SB 45 toughens up age-verification requirements for sellers of tobacco while cutting the fine on violations for underage smokers from a maximum of $500 to $300.
If the bill passes through the Alaska House of Representatives, e-cigarettes or vapes would be taxed at 45% of their wholesale price. The Senate passed SB 45 on a 15-4 vote. All four of the “no” votes were by Republicans.
Sen. Mike Shower, R-Wasilla, opposed the bill and said 18 is the age a person is considered to be an adult in the U.S. in most instances, including for joining the military.
“You’re old enough to carry a gun, you’re old enough to die for your country, but you’re not old enough to drink? To smoke a cigarette if you want? To vape?” Shower asked. “That’s a hard choice for me to look at somebody in the eye and say you can’t be destructive to yourself.”

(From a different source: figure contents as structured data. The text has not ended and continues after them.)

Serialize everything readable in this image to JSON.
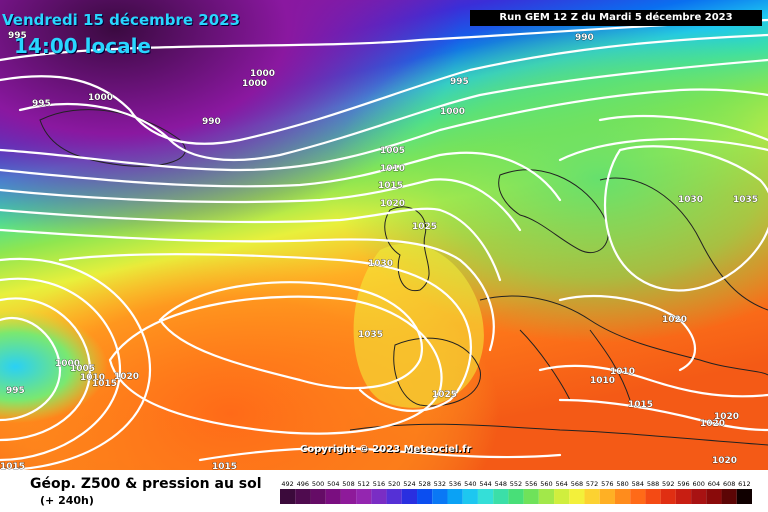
{
  "map": {
    "title_date": "Vendredi 15 décembre 2023",
    "title_time": "14:00 locale",
    "run_info": "Run GEM 12 Z du Mardi 5 décembre 2023",
    "copyright": "Copyright © 2023 Meteociel.fr",
    "legend_title": "Géop. Z500 & pression au sol",
    "legend_subtitle": "(+ 240h)",
    "scale_values": [
      "492",
      "496",
      "500",
      "504",
      "508",
      "512",
      "516",
      "520",
      "524",
      "528",
      "532",
      "536",
      "540",
      "544",
      "548",
      "552",
      "556",
      "560",
      "564",
      "568",
      "572",
      "576",
      "580",
      "584",
      "588",
      "592",
      "596",
      "600",
      "604",
      "608",
      "612"
    ],
    "scale_colors": [
      "#3b0a3b",
      "#4f0b4f",
      "#650c66",
      "#7a0e80",
      "#8e1a9a",
      "#9426b0",
      "#7a2dc4",
      "#5530d6",
      "#2a2fe0",
      "#0b4ef0",
      "#0a78f5",
      "#0aa2f5",
      "#1dc7f0",
      "#34dfd8",
      "#3bdfa8",
      "#48df78",
      "#6fe25a",
      "#a2e84a",
      "#d0ee3e",
      "#f3f03a",
      "#fcd231",
      "#ffb024",
      "#ff8c1c",
      "#ff6a18",
      "#f44a14",
      "#e02f12",
      "#c81e12",
      "#a81212",
      "#8a0a0a",
      "#5c0505",
      "#100000"
    ],
    "isobar_labels": [
      {
        "text": "995"
      },
      {
        "text": "1000"
      },
      {
        "text": "990"
      },
      {
        "text": "995"
      },
      {
        "text": "1000"
      },
      {
        "text": "1005"
      },
      {
        "text": "1010"
      },
      {
        "text": "1015"
      },
      {
        "text": "1020"
      },
      {
        "text": "1025"
      },
      {
        "text": "1030"
      },
      {
        "text": "1035"
      },
      {
        "text": "1030"
      },
      {
        "text": "1035"
      },
      {
        "text": "1020"
      },
      {
        "text": "1025"
      },
      {
        "text": "1010"
      },
      {
        "text": "1010"
      },
      {
        "text": "1015"
      },
      {
        "text": "1020"
      },
      {
        "text": "1020"
      },
      {
        "text": "1020"
      },
      {
        "text": "1015"
      },
      {
        "text": "995"
      },
      {
        "text": "1000"
      },
      {
        "text": "1005"
      },
      {
        "text": "1010"
      },
      {
        "text": "1015"
      },
      {
        "text": "1020"
      },
      {
        "text": "1015"
      },
      {
        "text": "1000"
      },
      {
        "text": "1000"
      },
      {
        "text": "995"
      },
      {
        "text": "990"
      }
    ]
  }
}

In 2019, former President Donald Trump signed a bill into law that raised the federal age to consume tobacco products to 21. Alaska is currently one of 12 states that have not made the same shift in state law.
SB 45 now heads to the House for its consideration. The legislative session must end by May 18.
Correction: An earlier version of this article stated that the proposed tax rate on vaping would be 75% of the wholesale price, that was from an earlier version of the bill. The current proposed tax rate would be 45% of the wholesale price.